La giornalista americana Amy Westervelt nel suo libro “Dimentica di avere tutto” scrive: “Ci aspettiamo che le donne madri lavorino come se non avessero figli e crescano i loro bambini come se non lavorassero”. Ed è così in tutto il mondo. Alcuni datori di lavoro, qualche collega e a volte persino la famiglia, con le loro scelte e le loro parole, rischiano di creare forti pressioni sulle donne madri. Sono pressioni che si tramutano in aspettative e diventano i motivi per cui alcune lavoratrici provano forti sensi di colpa e non si sentono di fare abbastanza né sul lavoro, né a casa.
Il risultato pratico di queste pressioni lo si vede per esempio quando le donne in maternità tornano al lavoro prima di essere emotivamente o fisicamente pronte. Alcune giustificano questa scelta con la scusa dello stipendio, ma la verità è che in certi casi sono spinte proprio da quei sensi di colpa che fanno percepire lo stare a casa a curare il proprio figlio appena nato come qualcosa di sbagliato, come se fosse una scelta da scansafatiche. E viceversa, quelle pressioni possono anche diventare il motivo per cui alcune madri lasciano il posto di lavoro, e scelgono solo di dedicarsi ai propri figli, che se non condizionata da sensi di colpa, può essere una scelta legittima.
Nonostante molti studi confermino che diventare madri dia più competenze e aumenti la produttività, la cultura del senso di colpa non è ancora superata. Quando si parla di famiglia, le mamme lavoratrici si sentono colpevoli di un’infinità di cose: di non essere a casa a preparare il pranzo ai figli, o di non poterli portare agli sport. Di non riuscire a partecipare alla riunione di classe, né di avere tempo per fare la recita di Natale. Ma il New York Times, in un articolo dedicato alle madri, riporta una ricerca del 2015 condotta da Kathleen McGinn, un’economista di Harvard, che ha scoperto che i figli delle madri lavoratrici hanno più possibilità di raggiungere risultati più alti rispetto a quelli delle madri che stanno a casa e che i figli delle madri che lavorano sono più collaborativi nella partecipazione alle faccende domestiche. Sempre la McGinn, con questi studi ha determinato che alla fine i figli finiscono per essere felici come lo sarebbero stati se le loro mamme fossero state a casa con loro e quindi, in questo caso, il senso di colpa non ha senso di esistere.
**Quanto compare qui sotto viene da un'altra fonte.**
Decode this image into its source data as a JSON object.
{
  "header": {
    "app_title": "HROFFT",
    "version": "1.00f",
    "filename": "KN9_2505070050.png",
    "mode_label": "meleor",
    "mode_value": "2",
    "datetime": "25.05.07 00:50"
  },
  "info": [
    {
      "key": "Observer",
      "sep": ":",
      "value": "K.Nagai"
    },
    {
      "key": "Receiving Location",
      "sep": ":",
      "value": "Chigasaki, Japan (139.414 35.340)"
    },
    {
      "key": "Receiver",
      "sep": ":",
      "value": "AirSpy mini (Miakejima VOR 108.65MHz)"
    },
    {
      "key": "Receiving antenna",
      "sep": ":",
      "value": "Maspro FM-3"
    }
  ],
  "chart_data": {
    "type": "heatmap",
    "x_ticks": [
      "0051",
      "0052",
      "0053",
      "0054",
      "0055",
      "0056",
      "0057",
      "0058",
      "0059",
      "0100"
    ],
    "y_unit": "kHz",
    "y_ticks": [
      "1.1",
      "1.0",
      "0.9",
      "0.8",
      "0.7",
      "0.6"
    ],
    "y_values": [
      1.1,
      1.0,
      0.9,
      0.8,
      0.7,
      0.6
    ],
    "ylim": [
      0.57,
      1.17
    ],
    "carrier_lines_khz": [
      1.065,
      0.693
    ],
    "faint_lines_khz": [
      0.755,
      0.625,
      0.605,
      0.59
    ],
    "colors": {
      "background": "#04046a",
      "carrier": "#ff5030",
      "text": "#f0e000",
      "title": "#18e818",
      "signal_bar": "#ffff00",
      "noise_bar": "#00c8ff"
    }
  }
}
Ma non sono solo i sensi di colpa a frenare le carriere delle madri. I sociologi inglesi lo chiamano “motherhood penality” che tradotto significa “lo svantaggio della maternità”, e sempre il New York Times riporta che è un termine usato per descrivere gli svantaggi che le madri affrontano sul lavoro rispetto ai loro colleghi senza figli. Primo tra tutti, a viene spesso offerto uno stipendio di partenza più basso. Per contrastare questa ingiustizia bisogna cambiare le logiche culturali nel mondo di lavoro. Ci sono alcune cose che si possono fare, per esempio spingere il datore di lavoro a dare più flessibilità a tutti i suoi dipendenti: le ricerche dicono che la flessibilità rende i lavoratori più felici e soddisfatti. Al datore non convinto, si può anche proporre un periodo di prova in cui verificare sul campo gli effetti di orari più flessibili, o dello smart working. E decidere in seguito se e come applicare queste nuove pratiche.
Un altro problema ricorrente è che molte madri si trovano a lasciare il lavoro perché i costi di una babysitter o dell’asilo nido sono troppo alti rispetto alle entrate e, facendo i conti, a loro conviene restare a casa e dedicarsi solo ai figli. Ancora a oggi, non in tutte le regioni d’Italia c’è l’opzione dei nidi gratis o della riduzione della retta, politiche che quando sono assenti tolgono molte possibilità alle famiglie.
Sempre il New York Times riporta un consiglio di Ashley Feinstein Gerstley, autrice del libro “The 30-Day Money Cleanse”. Secondo lei quando le donne riescono a risparmiare tre mesi di stipendio, “si sentono più al sicuro nell’assumere rischi sul lavoro e offrirsi per progetti di alto profilo”, cosa che spesso nessuno in ufficio si aspetta da una mamma. Anche questa strategia potrebbe essere utilizzata per arginare “lo svantaggio della maternità”, bisognerebbe provare, e vedere se funziona davvero.